[HELP] pinentry-curses breaks SSH auth, but pinentry-mac works fine?
Ryan Lue
hello at ryanlue.com
Thu Jul 13 09:29:21 CEST 2017
> However, I think many people work around this problem by a) using a
> graphical pinentry and b) using a single graphical session. As long as
> one also refrains from SSH'ing from a remote terminal, with the
> combination, you've circumvented the problem by just using the
> effectively singleton graphical session :-).
That solution has certainly occurred to me.
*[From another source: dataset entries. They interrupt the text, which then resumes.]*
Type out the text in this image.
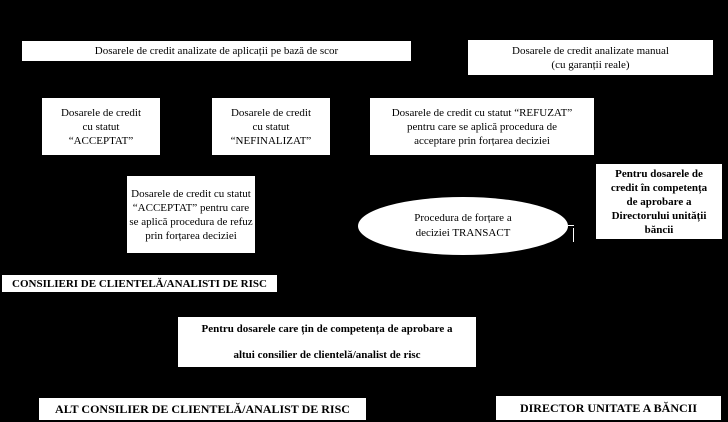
Dosarele de credit analizate de aplicații pe bază de scor	Dosarele de credit analizate manual
(cu garanții reale)
Dosarele de credit
cu statut
“ACCEPTAT”
Dosarele de credit
cu statut
“NEFINALIZAT”
Dosarele de credit cu statut “REFUZAT”
pentru care se aplică procedura de
acceptare prin forțarea deciziei
Dosarele de credit cu statut
“ACCEPTAT” pentru care
se aplică procedura de refuz
prin forțarea deciziei
Procedura de forțare a
deciziei TRANSACT
Pentru dosarele de
credit în competența
de aprobare a
Directorului unității
băncii
CONSILIERI DE CLIENTELĂ/ANALISTI DE RISC
Pentru dosarele care țin de competența de aprobare a

altui consilier de clientelă/analist de risc
ALT CONSILIER DE CLIENTELĂ/ANALIST DE RISC	DIRECTOR UNITATE A BĂNCII
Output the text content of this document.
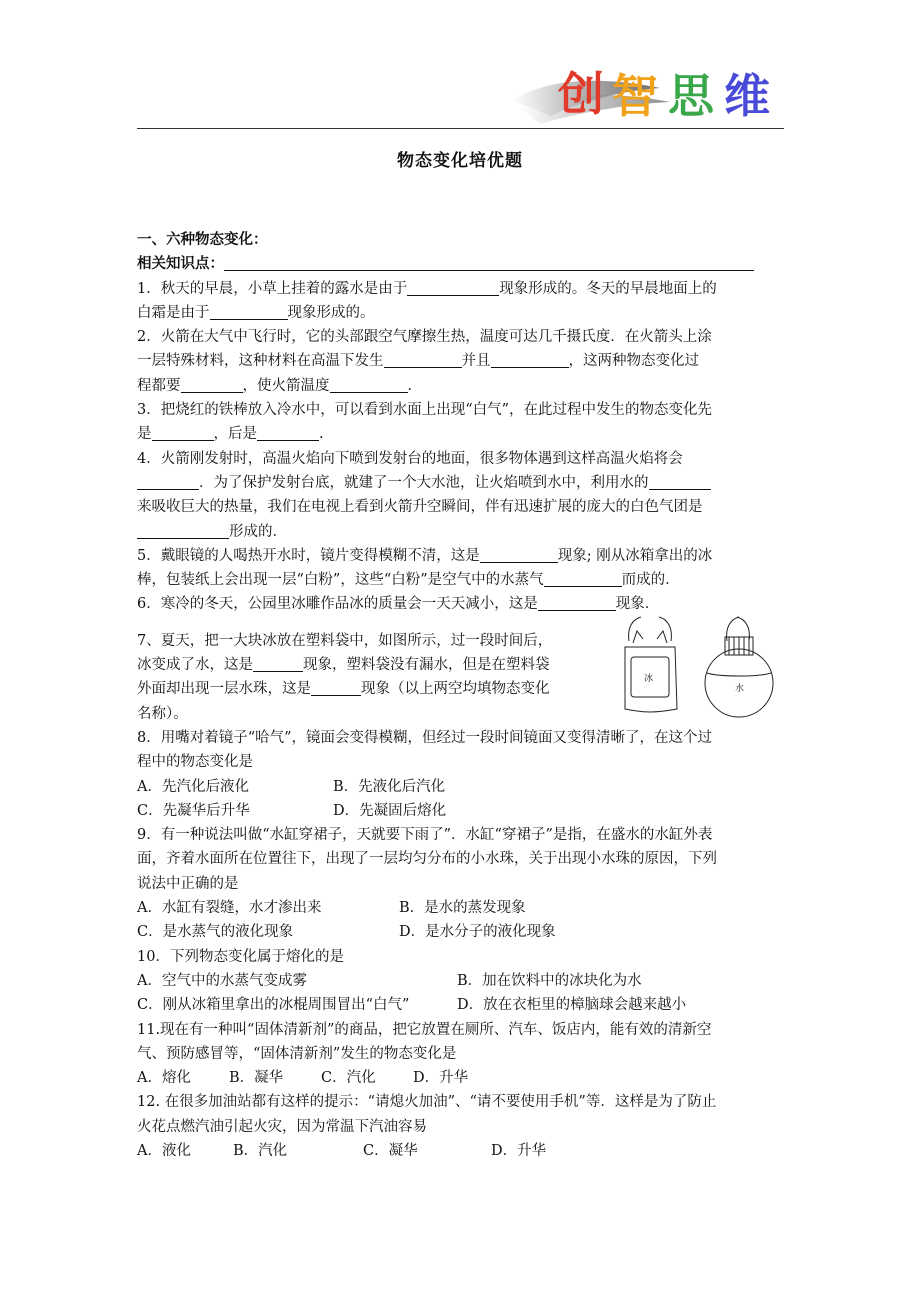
创 智 思 维
物态变化培优题

一、六种物态变化：

相关知识点：

1．秋天的早晨，小草上挂着的露水是由于	现象形成的。冬天的早晨地面上的

白霜是由于	现象形成的。

2．火箭在大气中飞行时，它的头部跟空气摩擦生热，温度可达几千摄氏度．在火箭头上涂

一层特殊材料，这种材料在高温下发生	并且	，这两种物态变化过

程都要	，使火箭温度	．

3．把烧红的铁棒放入冷水中，可以看到水面上出现“白气”，在此过程中发生的物态变化先

是	，后是	.

4．火箭刚发射时，高温火焰向下喷到发射台的地面，很多物体遇到这样高温火焰将会

．为了保护发射台底，就建了一个大水池，让火焰喷到水中，利用水的

来吸收巨大的热量，我们在电视上看到火箭升空瞬间，伴有迅速扩展的庞大的白色气团是

形成的．

5．戴眼镜的人喝热开水时，镜片变得模糊不清，这是	现象; 刚从冰箱拿出的冰

棒，包装纸上会出现一层“白粉”，这些“白粉”是空气中的水蒸气	而成的．

6．寒冷的冬天，公园里冰雕作品冰的质量会一天天减小，这是	现象．

7、夏天，把一大块冰放在塑料袋中，如图所示，过一段时间后，

冰变成了水，这是	现象，塑料袋没有漏水，但是在塑料袋

外面却出现一层水珠，这是	现象（以上两空均填物态变化

名称）。

冰
水

8．用嘴对着镜子“哈气”，镜面会变得模糊，但经过一段时间镜面又变得清晰了，在这个过

程中的物态变化是

A．先汽化后液化	B．先液化后汽化
C．先凝华后升华	D．先凝固后熔化

9．有一种说法叫做“水缸穿裙子，天就要下雨了”．水缸“穿裙子”是指，在盛水的水缸外表

面，齐着水面所在位置往下，出现了一层均匀分布的小水珠，关于出现小水珠的原因，下列

说法中正确的是

A．水缸有裂缝，水才渗出来	B．是水的蒸发现象
C．是水蒸气的液化现象	D．是水分子的液化现象

10．下列物态变化属于熔化的是

A．空气中的水蒸气变成雾	B．加在饮料中的冰块化为水
C．刚从冰箱里拿出的冰棍周围冒出“白气”	D．放在衣柜里的樟脑球会越来越小

11.现在有一种叫“固体清新剂”的商品，把它放置在厕所、汽车、饭店内，能有效的清新空

气、预防感冒等，“固体清新剂”发生的物态变化是

A．熔化	B．凝华	C．汽化	D．升华

12. 在很多加油站都有这样的提示：“请熄火加油”、“请不要使用手机”等．这样是为了防止

火花点燃汽油引起火灾，因为常温下汽油容易

A．液化	B．汽化	C．凝华	D．升华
There were two reasons I was
really angling to get this working purely in the terminal:
1) I keep my dotfiles synced between multiple machines, and so try my
best to keep them platform-agnostic when I can. There are definitely
times when I can use conditionals to get different behavior on
different machines (like `if [ "$(uname)" = Darwin ]` in `.profile`),
but I don't even know if it's possible to set up `gpg-agent.conf` to
use `pinentry-mac` on one machine but `pinentry-gtk` on another.
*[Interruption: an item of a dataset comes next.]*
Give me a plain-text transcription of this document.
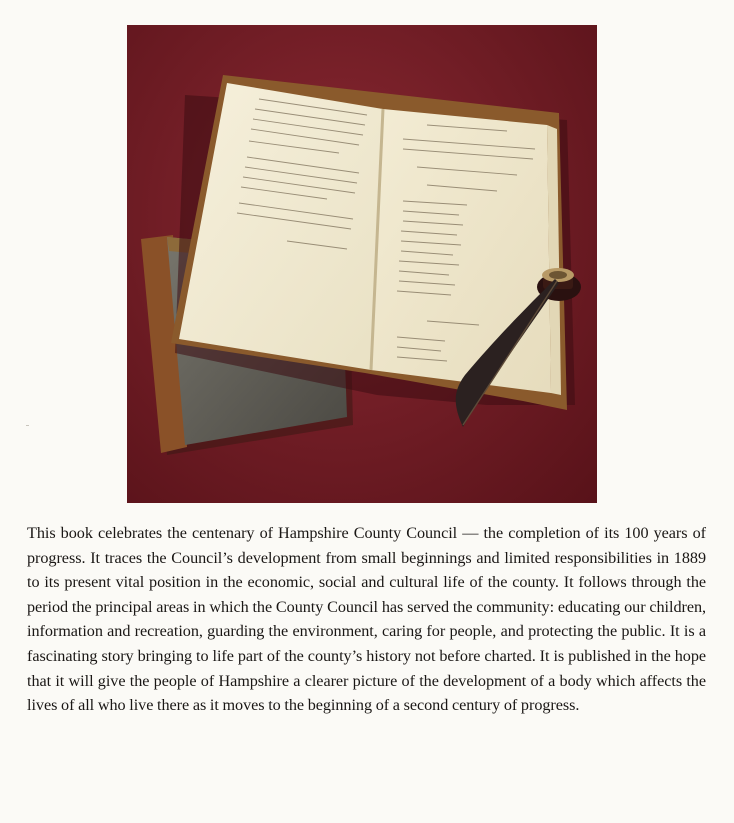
This book celebrates the centenary of Hampshire County Council — the completion of its 100 years of progress. It traces the Council’s development from small beginnings and limited responsibilities in 1889 to its present vital position in the economic, social and cultural life of the county. It follows through the period the principal areas in which the County Council has served the community: educating our children, information and recreation, guarding the environment, caring for people, and protecting the public. It is a fascinating story bringing to life part of the county’s history not before charted. It is published in the hope that it will give the people of Hampshire a clearer picture of the development of a body which affects the lives of all who live there as it moves to the beginning of a second century of progress.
2) I chanced upon this presentation from a 2015 conference where the
presenter describes a setup for being able to ssh into a machine and
use its private keys locally by forwarding the remote machine's
gpg-agent socket to a local socket (slides 57–61 of 62):
https://2015.rmll.info/IMG/pdf/an-advanced-introduction-to-gnupg.pdf
and I imagine that just wouldn't work if you had graphical pinentry
on the remote machine. I did also find another tip about using
`PINENTRY_USER_DATA` to force pinentry-curses for SSH sessions, but
I'd already burned so much time on this that I haven't been able to
justify getting around to it again:
https://gpgtools.tenderapp.com/kb/faq/enter-passphrase-with-pinentry-in-terminal-via-ssh-connection
None of this was crucial, mind you; I was just trying to see what I
could do with a new toy. -_-'
> That is a surprising characterization. Do they also think this of the
> GNOME and KDE SSH agents, to name two? I suspect those two are much more
> widely used, which might eliminate the qualification "unconventional",
> but that still begs, why "hack"?
There were a lot of strong opinions being thrown around that thread. I
suspect that a lot of people believe that taking an unconventional
approach to security is tantamount to opposing best practices.
In any case, thanks for all the insight!